Looking back at my college years I would do some things differently. Not taken myself so seriously...Enjoyed my friendships more...Maybe even pick a different major.   When I think about my adoption journey, just like those college years, I see some things I would do differently.  I would try so much harder at not taking things so seriously, take the intensity down a notch. I would look for moments of joy, because I was convinced the adoption process was a “joyless journey.”   And I would put more faith in the people around me, because I didn’t trust my circle enough.

 In this way, I think Chris and I handled things very differently from one another. He was able to talk to his family, friends, and coworkers about what the adoption experience was like. It wasn’t hard for him to share, and he didn’t mind. People could ask him how it was going and he wouldn’t freeze up or change the subject. He trusted his support system in all the areas of his life.

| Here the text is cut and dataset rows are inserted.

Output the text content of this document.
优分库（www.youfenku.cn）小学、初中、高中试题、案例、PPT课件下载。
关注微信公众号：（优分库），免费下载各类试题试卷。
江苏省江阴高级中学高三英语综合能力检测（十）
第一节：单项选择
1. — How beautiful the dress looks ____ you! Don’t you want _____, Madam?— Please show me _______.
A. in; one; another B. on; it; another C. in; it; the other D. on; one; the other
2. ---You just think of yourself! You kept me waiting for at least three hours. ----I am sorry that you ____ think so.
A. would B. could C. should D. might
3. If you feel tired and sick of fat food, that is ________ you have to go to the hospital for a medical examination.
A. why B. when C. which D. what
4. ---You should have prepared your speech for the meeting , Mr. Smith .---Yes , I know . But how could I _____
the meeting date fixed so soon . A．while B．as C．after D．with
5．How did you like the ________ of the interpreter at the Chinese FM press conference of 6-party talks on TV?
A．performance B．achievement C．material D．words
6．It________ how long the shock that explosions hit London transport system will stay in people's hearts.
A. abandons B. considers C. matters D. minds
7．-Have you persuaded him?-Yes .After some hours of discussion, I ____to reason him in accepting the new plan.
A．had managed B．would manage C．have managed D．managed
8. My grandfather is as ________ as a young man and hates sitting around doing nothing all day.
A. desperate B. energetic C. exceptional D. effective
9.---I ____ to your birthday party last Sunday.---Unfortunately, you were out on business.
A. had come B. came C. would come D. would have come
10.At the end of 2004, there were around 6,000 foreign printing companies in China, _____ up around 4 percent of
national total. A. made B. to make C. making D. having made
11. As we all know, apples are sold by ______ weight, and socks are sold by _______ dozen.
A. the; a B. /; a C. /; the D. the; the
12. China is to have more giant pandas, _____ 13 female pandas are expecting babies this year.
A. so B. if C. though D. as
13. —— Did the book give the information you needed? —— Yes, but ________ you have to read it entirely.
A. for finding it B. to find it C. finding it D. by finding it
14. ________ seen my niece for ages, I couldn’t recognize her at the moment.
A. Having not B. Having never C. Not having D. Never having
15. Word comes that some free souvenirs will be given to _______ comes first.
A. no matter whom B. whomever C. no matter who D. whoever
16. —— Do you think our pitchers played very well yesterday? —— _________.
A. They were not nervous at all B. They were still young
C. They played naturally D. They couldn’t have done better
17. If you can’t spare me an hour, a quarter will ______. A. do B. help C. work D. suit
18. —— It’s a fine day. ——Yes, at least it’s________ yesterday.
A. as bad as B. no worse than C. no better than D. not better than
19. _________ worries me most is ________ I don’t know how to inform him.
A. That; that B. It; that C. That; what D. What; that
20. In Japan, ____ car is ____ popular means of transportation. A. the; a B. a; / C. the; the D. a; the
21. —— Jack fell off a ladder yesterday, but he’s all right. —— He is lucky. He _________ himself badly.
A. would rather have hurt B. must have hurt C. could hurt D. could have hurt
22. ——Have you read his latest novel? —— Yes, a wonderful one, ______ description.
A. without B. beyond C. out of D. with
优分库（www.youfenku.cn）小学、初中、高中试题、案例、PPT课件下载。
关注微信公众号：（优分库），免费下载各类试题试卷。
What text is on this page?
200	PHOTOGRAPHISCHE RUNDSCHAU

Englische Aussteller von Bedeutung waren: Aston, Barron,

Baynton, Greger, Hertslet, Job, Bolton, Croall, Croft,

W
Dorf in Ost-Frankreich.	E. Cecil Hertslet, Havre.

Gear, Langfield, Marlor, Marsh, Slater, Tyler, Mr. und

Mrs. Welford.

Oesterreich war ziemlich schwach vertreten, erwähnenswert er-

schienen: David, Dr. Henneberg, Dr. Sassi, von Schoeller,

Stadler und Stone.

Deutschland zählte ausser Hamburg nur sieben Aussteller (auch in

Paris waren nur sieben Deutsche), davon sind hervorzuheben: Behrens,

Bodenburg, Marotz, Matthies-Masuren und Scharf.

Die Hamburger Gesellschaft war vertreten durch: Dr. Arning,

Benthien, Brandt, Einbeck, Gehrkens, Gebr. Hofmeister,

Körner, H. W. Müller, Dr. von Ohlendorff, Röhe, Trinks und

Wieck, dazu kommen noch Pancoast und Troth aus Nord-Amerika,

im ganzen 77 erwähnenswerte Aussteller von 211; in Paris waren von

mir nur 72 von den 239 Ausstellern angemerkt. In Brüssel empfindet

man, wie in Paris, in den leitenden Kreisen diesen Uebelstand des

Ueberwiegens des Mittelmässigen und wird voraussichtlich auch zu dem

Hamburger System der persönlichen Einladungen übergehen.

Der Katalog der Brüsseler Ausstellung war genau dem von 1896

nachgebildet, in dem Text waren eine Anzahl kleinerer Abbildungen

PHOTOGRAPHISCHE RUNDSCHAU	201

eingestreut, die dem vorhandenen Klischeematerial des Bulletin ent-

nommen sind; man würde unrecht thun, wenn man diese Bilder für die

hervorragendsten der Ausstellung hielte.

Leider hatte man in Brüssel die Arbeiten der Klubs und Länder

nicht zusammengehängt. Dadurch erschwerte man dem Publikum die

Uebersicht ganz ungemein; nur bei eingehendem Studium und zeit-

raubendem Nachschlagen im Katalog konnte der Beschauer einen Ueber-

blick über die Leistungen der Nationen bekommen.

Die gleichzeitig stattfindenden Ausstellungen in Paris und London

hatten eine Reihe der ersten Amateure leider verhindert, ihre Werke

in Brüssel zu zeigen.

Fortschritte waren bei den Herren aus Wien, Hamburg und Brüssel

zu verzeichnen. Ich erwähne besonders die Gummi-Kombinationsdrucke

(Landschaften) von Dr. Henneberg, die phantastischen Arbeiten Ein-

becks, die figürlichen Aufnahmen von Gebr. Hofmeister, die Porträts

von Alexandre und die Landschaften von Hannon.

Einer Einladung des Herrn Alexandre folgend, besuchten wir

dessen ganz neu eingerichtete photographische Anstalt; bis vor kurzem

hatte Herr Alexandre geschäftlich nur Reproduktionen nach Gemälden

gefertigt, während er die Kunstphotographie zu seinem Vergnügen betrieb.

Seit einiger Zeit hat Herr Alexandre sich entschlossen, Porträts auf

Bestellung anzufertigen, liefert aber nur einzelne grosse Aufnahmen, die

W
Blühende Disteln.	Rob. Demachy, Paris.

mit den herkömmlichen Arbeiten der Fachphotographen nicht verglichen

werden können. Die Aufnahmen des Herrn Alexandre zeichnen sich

 For me it couldn’t have been more different

 I remember telling my parents we were going to start the adoption process, and they were over the moon for us. My mom reacted as if I was pregnant, she was just so happy and excited for what was to come.  Honestly Chris and I could not have more loving and supporting parents than we do.   Even so, I didn’t let them in.  I didn’t share my pain or my frustrations, because I was too strong of a person to share with them what I was going through. I did it to myself, I isolated myself and that part of my life from them,  and so instead of allowing them to carry the burden with me and allow my parents to love on me and be strong for me when I didn’t feel strong, the burden was a little heavier. 

I could count the number of friends I told about our adoption on one hand.  I told only my dearest and most trusted friends that we had decided to adopt.  My people.  My tribe.   My urban family.  The problem was  that those people in my circle of trust, almost none of them lived within decent driving distance.   We get together when we’re all in town, or occasionally meet in Chicago and spend hours eating brunch while we catch up on each others lives  over mimosas and waffles.   That was great when we got together, for those few times in the summer, but what about the rest of the time?

One place I didn’t let anyone in was at work.  Not my boss not my HR manager, not my coworkers.  People who I would really consider friends,  and had known for almost a decade, not one of them had any clue what was going on in my life.   At the time it  just felt like self-preservation, in my mind I was protecting myself from peoples questions or even gossip.   I was afraid that instead of being excited for me they would take pity on me.   “Poor Kristen, did you hear?  She can’t have her own baby so she’s adopting.”  (Pathetic I know, insert the worlds saddest violin here 🎻).  I didn’t want to be everybody’s adoption tutor, and  I didn’t want to deal with peoples nosy questions.   So it was just easier to go to work, be focused and driven to do what I was paid to do, and leave my life at the door.

But honestly when the time came for me to tell my coworkers and friends and neighbors what was going on in my life, their support and reaction couldn’t have been further than what I’d imagined. I’m almost a little ashamed that I put such little faith in those people who I would truly consider friends. I remember both my HR manager and my boss being shocked that I had not shared with them what was going on in my life, because they would have wanted to offer their support to me and Chris.   And the love and support that we received from of those coworkers and neighbors just poured out over us when we  brought Jack home.

I know that if I had let more people in, allowed the circle of trust to get a little bigger, the burden would have felt lighter.   The waiting wouldn’t have felt so lonely. And I think I truly would have felt a little more happiness knowing I had the support of the people who were in my life every day.   So I guess I’m just saying, don’t shut everybody out. Allow room for your circle of trust to get a little bigger, allow other people in your life to support and encourage you. It’ll make the journey so much easier along the way. 




Comments

  1. It's a family thing :p the military has changed me sooooo much in this exact thing. Still a work in progress!